Стурион устало побрел на кухню, опершись одной рукой на стол, второй налил в кружку давно остывшую лимру и устало прикрыл глаза.

В дверь ухнул ветер и кружка дрогнула в руке старика, расплескав по столу пятна взвара. Стурион шёпотом ругнулся и взяв тряпку, протер стол.

Может быть отбившийся орх, подумал торговец, подойдя к двери. Стурион опустил засов, чего уже не делал пару десятков лет. Тихо, чтобы не разбудить он заглянул в детские комнаты. Удостоверился что все на месте, старик вернулся на кухню. До рассвета было далеко. Новый рассвет наступит лишь когда Мэй сменит гнев на милость, а до того — не будет груза и торговли. И сколько времени этого ждать известно лишь Богам. Старик посильнее запахнул халат, сполоснул харн и наполнил свежей водой и травами. Прирученное пламя обняло донышко вытянутого сосуда, в котором рождалась пряная лимра, а старик тем временем достал книгу. Белый переплёт и ручная вязь слов, легенды собранные среди разноцветных песков Мэй и записанные рукой сына его старого друга. Эта книга ждала у порога, как последнее прощание. И сердце отчаянно сжималось, каждый раз, как старик проводил ладонью по кожаному переплету и холодным металлическим уголкам. Но вместе с тем, истории в ней были не просто сказками, это был путь моолонга, вышедшего из тьмы к свету Орта и проделавшему путь от мягкотелой личинки до тарука — караванщика.

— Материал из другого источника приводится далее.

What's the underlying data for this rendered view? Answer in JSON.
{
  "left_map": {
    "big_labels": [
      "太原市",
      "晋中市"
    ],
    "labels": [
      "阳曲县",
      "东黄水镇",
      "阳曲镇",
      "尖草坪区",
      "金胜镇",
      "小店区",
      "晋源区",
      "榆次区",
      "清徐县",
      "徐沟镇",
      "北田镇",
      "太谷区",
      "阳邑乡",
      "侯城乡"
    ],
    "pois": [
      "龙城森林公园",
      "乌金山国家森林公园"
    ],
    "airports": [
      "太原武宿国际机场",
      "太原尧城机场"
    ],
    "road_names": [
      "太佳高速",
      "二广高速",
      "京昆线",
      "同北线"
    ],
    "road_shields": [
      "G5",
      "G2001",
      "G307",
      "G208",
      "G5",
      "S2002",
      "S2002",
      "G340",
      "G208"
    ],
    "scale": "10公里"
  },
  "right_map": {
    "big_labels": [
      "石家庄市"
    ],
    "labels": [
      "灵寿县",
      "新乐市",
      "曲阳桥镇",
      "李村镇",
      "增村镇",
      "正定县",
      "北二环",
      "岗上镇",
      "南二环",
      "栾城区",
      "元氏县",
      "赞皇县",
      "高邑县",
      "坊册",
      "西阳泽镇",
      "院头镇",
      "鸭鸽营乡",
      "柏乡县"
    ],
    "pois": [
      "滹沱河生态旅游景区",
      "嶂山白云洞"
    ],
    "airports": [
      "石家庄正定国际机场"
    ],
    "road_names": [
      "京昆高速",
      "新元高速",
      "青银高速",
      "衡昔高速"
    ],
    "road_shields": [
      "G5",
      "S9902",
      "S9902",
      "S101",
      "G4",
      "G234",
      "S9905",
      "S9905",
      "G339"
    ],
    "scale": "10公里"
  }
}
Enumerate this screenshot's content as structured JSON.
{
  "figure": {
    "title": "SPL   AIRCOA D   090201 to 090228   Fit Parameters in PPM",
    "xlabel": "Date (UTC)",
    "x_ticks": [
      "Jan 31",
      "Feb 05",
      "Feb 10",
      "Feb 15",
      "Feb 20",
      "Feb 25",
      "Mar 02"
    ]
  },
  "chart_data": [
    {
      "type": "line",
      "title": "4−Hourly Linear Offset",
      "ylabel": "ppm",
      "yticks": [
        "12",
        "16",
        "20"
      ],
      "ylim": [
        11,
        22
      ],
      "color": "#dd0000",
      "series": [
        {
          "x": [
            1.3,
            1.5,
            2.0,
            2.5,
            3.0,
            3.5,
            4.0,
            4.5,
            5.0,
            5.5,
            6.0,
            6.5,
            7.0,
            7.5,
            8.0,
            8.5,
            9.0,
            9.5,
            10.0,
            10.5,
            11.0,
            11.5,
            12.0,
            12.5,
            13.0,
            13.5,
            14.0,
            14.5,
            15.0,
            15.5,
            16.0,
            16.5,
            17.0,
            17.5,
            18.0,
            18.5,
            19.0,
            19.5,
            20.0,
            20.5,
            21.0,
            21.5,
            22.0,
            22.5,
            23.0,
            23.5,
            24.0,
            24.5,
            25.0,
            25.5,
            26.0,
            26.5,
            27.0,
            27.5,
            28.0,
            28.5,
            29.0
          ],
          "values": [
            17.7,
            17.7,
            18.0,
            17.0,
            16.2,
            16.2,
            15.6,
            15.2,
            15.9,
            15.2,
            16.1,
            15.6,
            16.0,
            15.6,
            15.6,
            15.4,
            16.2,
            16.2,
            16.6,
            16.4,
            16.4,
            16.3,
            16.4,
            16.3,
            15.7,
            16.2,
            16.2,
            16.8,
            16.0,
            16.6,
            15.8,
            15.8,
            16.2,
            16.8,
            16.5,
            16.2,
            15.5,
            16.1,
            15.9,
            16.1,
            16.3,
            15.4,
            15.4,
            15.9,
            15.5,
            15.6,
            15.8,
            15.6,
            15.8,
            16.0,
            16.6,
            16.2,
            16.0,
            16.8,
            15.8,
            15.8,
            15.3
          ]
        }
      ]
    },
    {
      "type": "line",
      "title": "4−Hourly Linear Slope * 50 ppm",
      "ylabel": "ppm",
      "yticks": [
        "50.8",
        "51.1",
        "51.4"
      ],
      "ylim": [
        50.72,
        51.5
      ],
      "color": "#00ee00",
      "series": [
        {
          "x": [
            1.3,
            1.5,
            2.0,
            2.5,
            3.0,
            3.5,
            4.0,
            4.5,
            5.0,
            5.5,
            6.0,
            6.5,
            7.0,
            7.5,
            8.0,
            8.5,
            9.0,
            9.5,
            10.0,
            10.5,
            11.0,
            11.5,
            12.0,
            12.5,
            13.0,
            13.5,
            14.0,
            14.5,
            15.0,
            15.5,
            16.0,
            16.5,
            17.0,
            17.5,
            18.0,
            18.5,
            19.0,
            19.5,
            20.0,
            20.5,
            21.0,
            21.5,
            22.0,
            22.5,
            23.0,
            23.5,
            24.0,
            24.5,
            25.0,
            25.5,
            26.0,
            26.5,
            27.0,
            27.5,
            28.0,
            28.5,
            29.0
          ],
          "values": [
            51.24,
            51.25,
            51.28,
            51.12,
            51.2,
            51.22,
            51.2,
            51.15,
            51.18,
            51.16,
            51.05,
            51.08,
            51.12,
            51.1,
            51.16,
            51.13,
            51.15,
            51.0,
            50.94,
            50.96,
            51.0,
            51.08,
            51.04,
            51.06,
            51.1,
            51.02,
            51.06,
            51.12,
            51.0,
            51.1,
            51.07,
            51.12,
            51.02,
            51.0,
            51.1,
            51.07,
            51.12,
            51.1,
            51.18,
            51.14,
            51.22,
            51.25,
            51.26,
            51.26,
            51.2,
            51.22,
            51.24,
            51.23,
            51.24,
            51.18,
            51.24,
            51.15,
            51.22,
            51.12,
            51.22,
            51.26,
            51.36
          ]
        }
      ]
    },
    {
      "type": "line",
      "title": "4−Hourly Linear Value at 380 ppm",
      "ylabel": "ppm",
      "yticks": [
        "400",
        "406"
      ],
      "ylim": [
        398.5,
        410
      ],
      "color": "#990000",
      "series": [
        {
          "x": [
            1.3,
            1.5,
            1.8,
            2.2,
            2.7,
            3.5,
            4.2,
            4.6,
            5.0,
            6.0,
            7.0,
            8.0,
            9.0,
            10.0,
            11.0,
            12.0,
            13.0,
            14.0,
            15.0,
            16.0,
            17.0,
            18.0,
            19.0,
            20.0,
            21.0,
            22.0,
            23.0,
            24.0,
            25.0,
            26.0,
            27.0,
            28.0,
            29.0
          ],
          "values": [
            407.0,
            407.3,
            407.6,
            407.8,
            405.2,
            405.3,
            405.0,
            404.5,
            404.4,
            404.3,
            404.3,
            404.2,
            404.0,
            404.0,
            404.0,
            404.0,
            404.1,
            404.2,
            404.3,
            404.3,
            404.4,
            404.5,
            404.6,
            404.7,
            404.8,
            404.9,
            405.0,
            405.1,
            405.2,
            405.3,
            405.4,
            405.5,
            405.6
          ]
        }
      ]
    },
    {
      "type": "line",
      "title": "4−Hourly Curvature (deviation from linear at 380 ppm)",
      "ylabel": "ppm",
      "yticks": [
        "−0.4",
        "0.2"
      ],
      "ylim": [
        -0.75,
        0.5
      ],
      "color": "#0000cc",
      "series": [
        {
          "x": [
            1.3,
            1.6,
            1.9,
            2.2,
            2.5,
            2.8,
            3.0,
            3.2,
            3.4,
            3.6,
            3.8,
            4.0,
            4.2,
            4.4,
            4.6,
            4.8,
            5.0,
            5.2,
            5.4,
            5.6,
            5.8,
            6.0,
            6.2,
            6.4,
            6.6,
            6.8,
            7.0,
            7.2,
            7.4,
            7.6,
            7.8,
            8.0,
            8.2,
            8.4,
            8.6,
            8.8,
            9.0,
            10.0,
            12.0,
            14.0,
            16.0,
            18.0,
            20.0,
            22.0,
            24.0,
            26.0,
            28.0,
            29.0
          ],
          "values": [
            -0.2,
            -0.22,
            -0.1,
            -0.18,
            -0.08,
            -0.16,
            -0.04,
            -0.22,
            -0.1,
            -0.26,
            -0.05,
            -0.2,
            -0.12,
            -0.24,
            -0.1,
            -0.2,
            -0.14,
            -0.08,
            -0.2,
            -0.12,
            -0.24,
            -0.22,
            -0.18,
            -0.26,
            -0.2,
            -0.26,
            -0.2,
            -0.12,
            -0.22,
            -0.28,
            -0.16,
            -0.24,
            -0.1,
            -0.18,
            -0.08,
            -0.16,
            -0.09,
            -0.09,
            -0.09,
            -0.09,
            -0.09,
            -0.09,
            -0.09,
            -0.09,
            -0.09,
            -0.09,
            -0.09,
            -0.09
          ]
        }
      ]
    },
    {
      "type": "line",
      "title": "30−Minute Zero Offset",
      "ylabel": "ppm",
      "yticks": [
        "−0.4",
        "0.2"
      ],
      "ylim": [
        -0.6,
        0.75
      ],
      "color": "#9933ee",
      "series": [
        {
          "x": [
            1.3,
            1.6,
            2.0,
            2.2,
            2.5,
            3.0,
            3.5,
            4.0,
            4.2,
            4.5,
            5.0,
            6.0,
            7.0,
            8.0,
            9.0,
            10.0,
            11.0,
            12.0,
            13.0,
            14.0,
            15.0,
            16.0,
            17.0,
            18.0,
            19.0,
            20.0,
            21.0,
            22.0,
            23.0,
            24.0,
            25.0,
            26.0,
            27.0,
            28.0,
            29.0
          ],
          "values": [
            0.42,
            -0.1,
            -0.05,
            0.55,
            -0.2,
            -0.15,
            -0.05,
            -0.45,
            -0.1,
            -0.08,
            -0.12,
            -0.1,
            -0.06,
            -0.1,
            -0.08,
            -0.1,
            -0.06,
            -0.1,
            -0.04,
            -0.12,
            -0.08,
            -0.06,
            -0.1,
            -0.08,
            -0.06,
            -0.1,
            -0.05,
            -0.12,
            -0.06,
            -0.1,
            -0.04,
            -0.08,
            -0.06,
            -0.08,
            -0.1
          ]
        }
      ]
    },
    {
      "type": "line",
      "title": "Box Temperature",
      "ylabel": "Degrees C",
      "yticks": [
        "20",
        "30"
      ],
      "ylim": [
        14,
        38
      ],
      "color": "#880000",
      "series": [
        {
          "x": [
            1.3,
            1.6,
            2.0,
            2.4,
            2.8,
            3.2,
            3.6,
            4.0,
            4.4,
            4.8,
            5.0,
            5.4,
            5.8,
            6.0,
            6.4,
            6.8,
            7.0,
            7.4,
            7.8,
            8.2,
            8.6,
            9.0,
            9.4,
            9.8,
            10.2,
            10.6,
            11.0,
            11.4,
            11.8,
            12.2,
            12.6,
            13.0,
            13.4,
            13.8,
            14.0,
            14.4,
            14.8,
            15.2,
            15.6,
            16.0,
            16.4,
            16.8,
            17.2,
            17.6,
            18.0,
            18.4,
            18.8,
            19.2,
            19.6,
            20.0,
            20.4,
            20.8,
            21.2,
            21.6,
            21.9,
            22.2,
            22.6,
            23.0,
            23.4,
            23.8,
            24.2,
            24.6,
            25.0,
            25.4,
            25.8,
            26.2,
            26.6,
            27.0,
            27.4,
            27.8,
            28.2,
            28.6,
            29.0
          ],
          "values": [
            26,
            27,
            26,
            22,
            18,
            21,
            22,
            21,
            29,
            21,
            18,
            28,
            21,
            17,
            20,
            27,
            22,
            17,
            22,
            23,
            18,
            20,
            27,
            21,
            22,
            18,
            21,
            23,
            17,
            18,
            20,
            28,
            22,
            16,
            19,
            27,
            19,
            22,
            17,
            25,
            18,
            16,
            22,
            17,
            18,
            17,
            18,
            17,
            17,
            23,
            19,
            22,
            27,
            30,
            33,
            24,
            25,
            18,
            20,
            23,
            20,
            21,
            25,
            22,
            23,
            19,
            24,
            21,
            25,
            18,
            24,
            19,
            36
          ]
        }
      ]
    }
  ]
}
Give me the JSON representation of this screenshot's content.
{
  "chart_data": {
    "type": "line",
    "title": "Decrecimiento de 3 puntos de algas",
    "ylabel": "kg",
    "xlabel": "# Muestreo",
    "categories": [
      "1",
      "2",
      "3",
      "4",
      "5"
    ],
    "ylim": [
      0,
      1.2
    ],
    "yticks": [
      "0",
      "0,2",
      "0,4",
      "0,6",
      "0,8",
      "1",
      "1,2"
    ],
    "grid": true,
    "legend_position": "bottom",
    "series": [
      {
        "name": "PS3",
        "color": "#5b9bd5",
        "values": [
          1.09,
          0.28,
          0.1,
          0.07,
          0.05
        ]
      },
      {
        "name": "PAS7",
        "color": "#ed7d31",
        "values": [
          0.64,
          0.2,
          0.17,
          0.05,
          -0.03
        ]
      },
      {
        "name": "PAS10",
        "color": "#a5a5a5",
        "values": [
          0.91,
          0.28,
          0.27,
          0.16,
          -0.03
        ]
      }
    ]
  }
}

Перевернув несколько страниц он долго смотрел на карту Мэйтару. На ней были отмечены логова чудовищ, шесть оплотов, врата в бездну, ловушки, в которые попадали герои, и прочие места, о которых рассказывалось в легендах. Но отчего-то взгляд старого биста все время возвращался к подножию северных Энхар, где обращались в песок остатки Тирха.

Сколько он просидел так, читая и разглядывая, полностью погрузившись в книгу, захваченный историями, что рождались и умирали в песках, но очнулся от крика. Это был вопль полный отчаянья и боли. Крик, пробирающий до костей и выворачивающий наизнанку.

Слезинка блеснула в выцветших глазах старика и сорвавшись упала на страницу книги.

— Нет ни одного тарука, что не нёс бы чёрных плакальщиков, — с болью прошептал Стурион. — Прости, старый друг, что не уберёг его.

Редко выдавалась ночь, чтобы эхо этого крика не касалось ушей торговца. А позже он лишь нашёл подтверждения тому, что уже знал.

Когда Вуаль Мэй развеялась и улицы Аббарра вновь засверкали белым камнем, на том месте, где некогда стоял сиротский приют, обнаружили лишь пепелище. Но удивительным было не то, что пожар уничтожил здание без остатка, оставив лишь чёрное выжженное пятно, а то, что среди пепла и золы, застыв, сидел тхару. Он был неподвижен и чёрен: грязь, сажа и смуглая кожа делали его похожим на демона Бездны, а горящие, словно угли, глаза внушали страх каждому, осмелившемуся заглянуть в них. В этих глазах горела боль и злость. Такие глаза у тех, кто уже повидал Дартау и не страшится вернуться туда. Так смотрят те, кому больше нечего терять.

Прибыла стража и попыталась выпроводить тхару, но демон ожил, и пролилась кровь. Потребовалось две кварты воинов, чтоб усмирить дартаутиру и бросить в темницу. Говорят на шее его весело сердце Мэй — омэйро, Южная Звезда и раковина темного лунника. Но всякий, кто видел демона, повторял, что он был лишён сердца, а значит, не мог любить, верить и надеяться.

И вот сейчас, четверть оборота колеса спустя, Стурион вновь вспоминал ту ночь, когда крик разорвал его сердце. И вновь гадал, что стало с Каршем. Он добавил его к тем душам, за которые каждый вечер зажигал свечу на окне, чтобы блуждая в лабиринте тьмы, они нашли путь обратно. Зурри, Ашри, Вариол. Вторую свечу он ставил за тех, кого уже не надеялся увидеть. Дхару, Критару, Сиола, Гаруна. А третью за тех, кто был жив, чтобы лепесток огня, согревал их душу и этих имён, слава богам, пока ещё было больше.